12. International transfers

We are based in Australia, our team includes members based in the Philippines, and we use service providers that may host or process information in Australia, the Philippines, the United States, the European Union, Singapore, and other jurisdictions. When we transfer personal information across borders, we take steps required by applicable law, which may include reliance on standard contractual clauses, the recipient's adequacy status, your explicit consent, or the necessity of the transfer to perform our contract with you.

You can ask us for more information about the safeguards we use by contacting privacy@bp-labs.tech.

13. Children

The Service is not directed to, or intended for, individuals under 18 years of age, and we do not knowingly collect personal information from anyone under 18. If you believe a child has provided personal information to us, please contact privacy@bp-labs.tech and we will delete it.

14. Changes to this Policy

We may update this Policy from time to time. When we do, we will update the "Last updated" date at the top and, where the changes are material, we will notify you in advance through the Service or by email. Your continued use of the Service after the effective date of an updated Policy means you accept the changes; if you do not accept them, you should stop using the Service and may close your account as described in Section 9.

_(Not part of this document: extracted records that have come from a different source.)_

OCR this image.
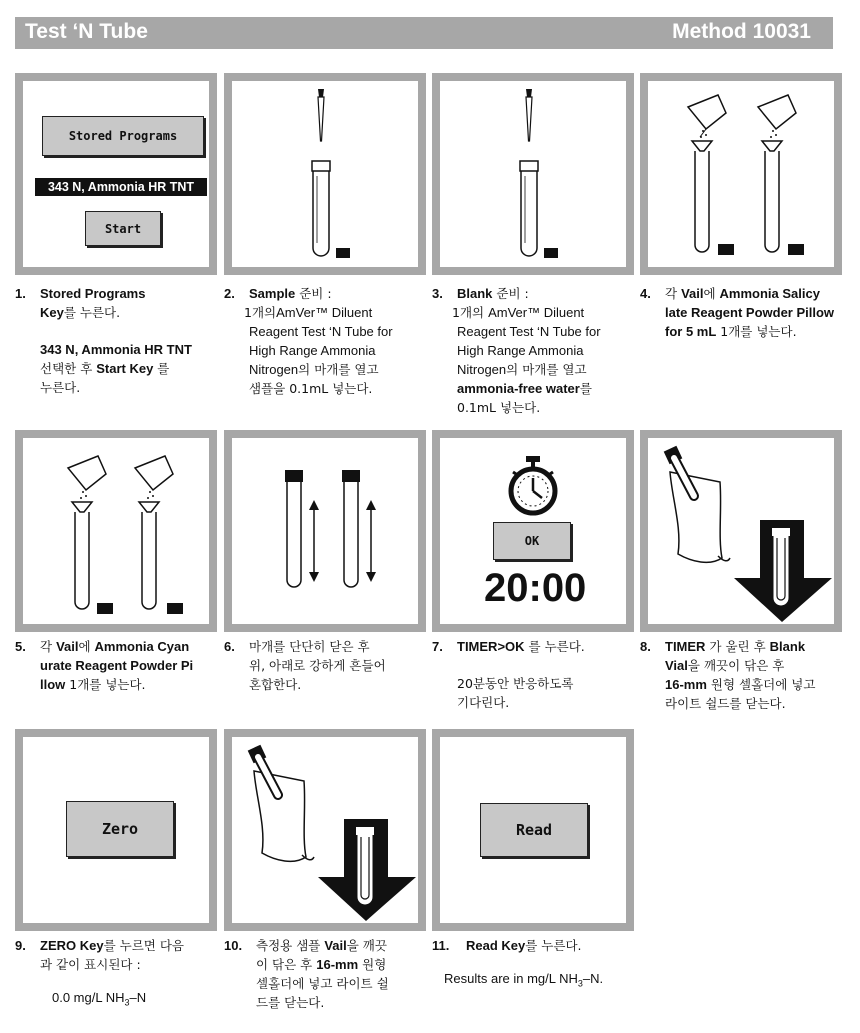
Test ‘N Tube	Method 10031
Stored Programs
343 N, Ammonia HR TNT
Start
1. Stored Programs
Key를 누른다.
343 N, Ammonia HR TNT
선택한 후 Start Key 를
누른다.
2. Sample 준비 :
1개의AmVer™ Diluent
Reagent Test ‘N Tube for
High Range Ammonia
Nitrogen의 마개를 열고
샘플을 0.1mL 넣는다.
3. Blank 준비 :
1개의 AmVer™ Diluent
Reagent Test ‘N Tube for
High Range Ammonia
Nitrogen의 마개를 열고
ammonia-free water를
0.1mL 넣는다.
4. 각 Vail에 Ammonia Salicy
late Reagent Powder Pillow
for 5 mL 1개를 넣는다.
OK
20:00
5. 각 Vail에 Ammonia Cyan
urate Reagent Powder Pi
llow 1개를 넣는다.
6. 마개를 단단히 닫은 후
위, 아래로 강하게 흔들어
혼합한다.
7. TIMER>OK 를 누른다.
20분동안 반응하도록
기다린다.
8. TIMER 가 울린 후 Blank
Vial을 깨끗이 닦은 후
16-mm 원형 셀홀더에 넣고
라이트 쉴드를 닫는다.
Zero	Read
9. ZERO Key를 누르면 다음
과 같이 표시된다 :
0.0 mg/L $NH_3-N$
10. 측정용 샘플 Vail을 깨끗
이 닦은 후 16-mm 원형
셀홀더에 넣고 라이트 쉴
드를 닫는다.
11. Read Key를 누른다.
Results are in mg/L $NH_3-N$.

We will keep prior versions of this Policy available on request.

15. How to contact us

For privacy questions, complaints, correction or removal requests, or to exercise any of the rights in Section 9:

  • Email: privacy@bp-labs.tech
  • Postal (Australia): BP Labs AU, Melbourne, Victoria, Australia
  • Postal (Philippines): Blueprint Labs Business Consultancy Services, Manila, Philippines

We will route your request to the appropriate person and respond within the period required by applicable law.

This document is version 0.1-draft — a starting template adapted from the fflo privacy policy and prepared for legal review. It is not effective until reviewed by qualified counsel and published with an effective date.